We based our judgement of the quality of care at this service on a combination of:

• what we found when we inspected
• information from our ongoing monitoring of data about services and
• information from the provider, patients, the public and other organisations.


We found that:

  • Staff dealt with patients with kindness and respect and involved them in decisions about their care.
  • The practice had good links with community groups and worked in collaboration to promote local health promotion groups and signpost patients to appropriate services.
  • Patients could access care and treatment in a timely way by a variety of methods.
  • The way the practice was led and managed promoted the delivery of high-quality, person-centre care.

However:

  • The practice should consider replacing carpet tiles with solid flooring in clinical areas.
  • Not all patients with learning disabilities had received an annual health check.
  • Patients having had more than one course of emergency steroids for asthma did not always have appropriate follow up reviews.
  • The practice did not ensure a consistent quality of medication reviews.
  • MHRA alerts were not always actioned in a timely manner.
  • Patient record summarising was not always completed in an appropriate timescale.
  • Strive to bring the percentage of persons eligible to have had cervical cancer screening to meet the national target of 80%
  • Staff should be reminded that computers with clinical software need to be locked when not in use.
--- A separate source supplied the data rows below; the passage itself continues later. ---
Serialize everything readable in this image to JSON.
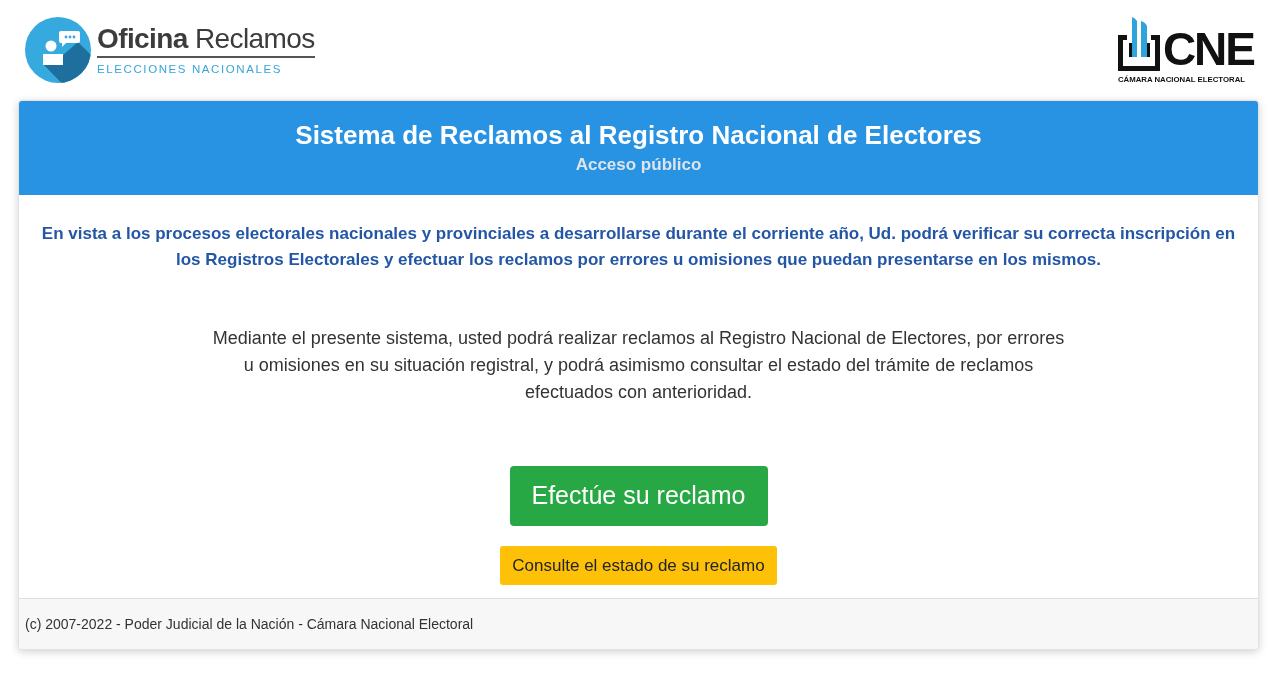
{
  "header": {
    "logo": {
      "title": "**Oficina** Reclamos",
      "subtitle": "ELECCIONES NACIONALES"
    },
    "partner_logo": {
      "title": "CNE",
      "subtitle": "CÁMARA NACIONAL ELECTORAL"
    }
  },
  "card": {
    "title": "Sistema de Reclamos al Registro Nacional de Electores",
    "subtitle": "Acceso público",
    "notice": "En vista a los procesos electorales nacionales y provinciales a desarrollarse durante el corriente año, Ud. podrá verificar su correcta inscripción en los Registros Electorales y efectuar los reclamos por errores u omisiones que puedan presentarse en los mismos.",
    "description": "Mediante el presente sistema, usted podrá realizar reclamos al Registro Nacional de Electores, por errores u omisiones en su situación registral, y podrá asimismo consultar el estado del trámite de reclamos efectuados con anterioridad.",
    "buttons": [
      {
        "label": "Efectúe su reclamo",
        "kind": "success"
      },
      {
        "label": "Consulte el estado de su reclamo",
        "kind": "warning"
      }
    ],
    "footer": "(c) 2007-2022 - Poder Judicial de la Nación - Cámara Nacional Electoral"
  }
}
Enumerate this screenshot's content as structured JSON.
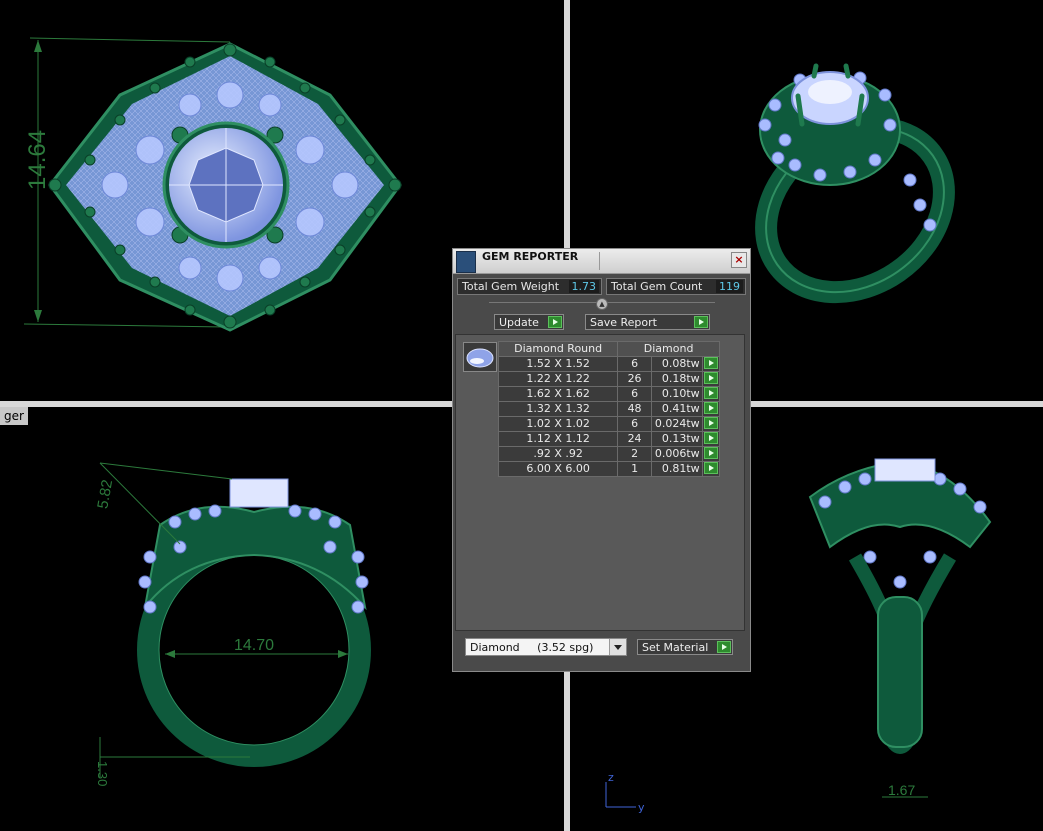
{
  "viewports": {
    "top_view": {
      "dimension": "14.64"
    },
    "perspective_view": {},
    "front_view": {
      "label": "ger",
      "dim_height": "5.82",
      "dim_width": "14.70",
      "dim_shank": "1.30"
    },
    "right_view": {
      "dim_shank": "1.67",
      "axis_z": "z",
      "axis_y": "y"
    }
  },
  "dialog": {
    "title": "GEM REPORTER",
    "close_glyph": "×",
    "total_weight_label": "Total Gem Weight",
    "total_weight_value": "1.73",
    "total_count_label": "Total Gem Count",
    "total_count_value": "119",
    "update_label": "Update",
    "save_report_label": "Save Report",
    "table": {
      "header_shape": "Diamond Round",
      "header_material": "Diamond",
      "rows": [
        {
          "size": "1.52 X 1.52",
          "count": "6",
          "weight": "0.08tw"
        },
        {
          "size": "1.22 X 1.22",
          "count": "26",
          "weight": "0.18tw"
        },
        {
          "size": "1.62 X 1.62",
          "count": "6",
          "weight": "0.10tw"
        },
        {
          "size": "1.32 X 1.32",
          "count": "48",
          "weight": "0.41tw"
        },
        {
          "size": "1.02 X 1.02",
          "count": "6",
          "weight": "0.024tw"
        },
        {
          "size": "1.12 X 1.12",
          "count": "24",
          "weight": "0.13tw"
        },
        {
          "size": ".92 X .92",
          "count": "2",
          "weight": "0.006tw"
        },
        {
          "size": "6.00 X 6.00",
          "count": "1",
          "weight": "0.81tw"
        }
      ]
    },
    "material_select": "Diamond     (3.52 spg)",
    "set_material_label": "Set Material"
  },
  "colors": {
    "metal": "#0e5a3c",
    "metal_edge": "#2f8f62",
    "gem": "#9fb6ff",
    "dimension": "#2c7a3c",
    "axis": "#3f64d8"
  }
}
We found 1 breach of regulations. The provider must:

  • Strive to bring the percentage of persons eligible to have had learning disability annual health checks higher.
  • Ensure patients who had more than one course of emergency steroids for asthma had appropriate follow up reviews.
  • Ensure patient record summarising is completed within a reasonable timescale.
  • Ensure all patient facing staff were trained to an appropriate safeguarding level.
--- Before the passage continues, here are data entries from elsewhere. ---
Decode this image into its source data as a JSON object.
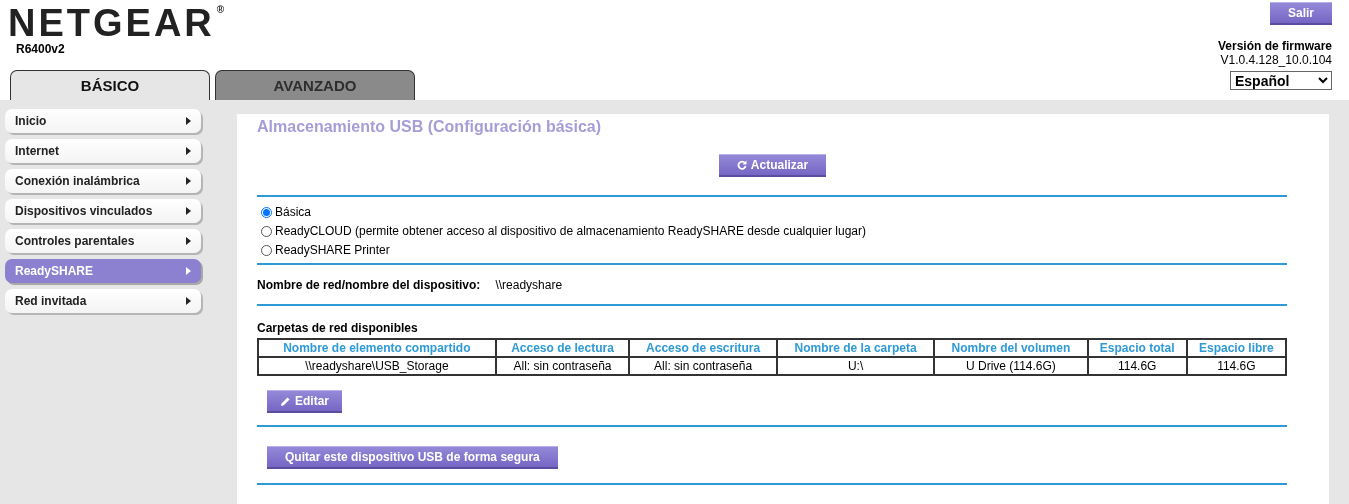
{
  "header": {
    "logo": "NETGEAR",
    "logo_mark": "®",
    "model": "R6400v2",
    "logout": "Salir",
    "firmware_label": "Versión de firmware",
    "firmware_version": "V1.0.4.128_10.0.104",
    "language": "Español"
  },
  "tabs": [
    {
      "label": "BÁSICO",
      "selected": true
    },
    {
      "label": "AVANZADO",
      "selected": false
    }
  ],
  "sidebar": {
    "items": [
      {
        "label": "Inicio",
        "selected": false
      },
      {
        "label": "Internet",
        "selected": false
      },
      {
        "label": "Conexión inalámbrica",
        "selected": false
      },
      {
        "label": "Dispositivos vinculados",
        "selected": false
      },
      {
        "label": "Controles parentales",
        "selected": false
      },
      {
        "label": "ReadySHARE",
        "selected": true
      },
      {
        "label": "Red invitada",
        "selected": false
      }
    ]
  },
  "content": {
    "title": "Almacenamiento USB (Configuración básica)",
    "refresh_button": "Actualizar",
    "modes": [
      {
        "label": "Básica",
        "selected": true
      },
      {
        "label": "ReadyCLOUD (permite obtener acceso al dispositivo de almacenamiento ReadySHARE desde cualquier lugar)",
        "selected": false
      },
      {
        "label": "ReadySHARE Printer",
        "selected": false
      }
    ],
    "device_name_label": "Nombre de red/nombre del dispositivo:",
    "device_name": "\\\\readyshare",
    "table": {
      "title": "Carpetas de red disponibles",
      "columns": [
        "Nombre de elemento compartido",
        "Acceso de lectura",
        "Acceso de escritura",
        "Nombre de la carpeta",
        "Nombre del volumen",
        "Espacio total",
        "Espacio libre"
      ],
      "rows": [
        [
          "\\\\readyshare\\USB_Storage",
          "All: sin contraseña",
          "All: sin contraseña",
          "U:\\",
          "U Drive (114.6G)",
          "114.6G",
          "114.6G"
        ]
      ]
    },
    "edit_button": "Editar",
    "eject_button": "Quitar este dispositivo USB de forma segura"
  }
}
Whilst we found no breaches of regulations, the provider should:

  • Replace carpet tiles with solid flooring in clinical areas
  • Ensure all patient facing staff were trained to the appropriate safeguarding level.
  • Ensure MHRA Alerts were actioned in a timely manner.
  • Strive to bring the percentage of persons eligible to have had cervical cancer screening to meet the national target of 80%


Details of our findings and the evidence supporting our ratings are set out in the evidence tables.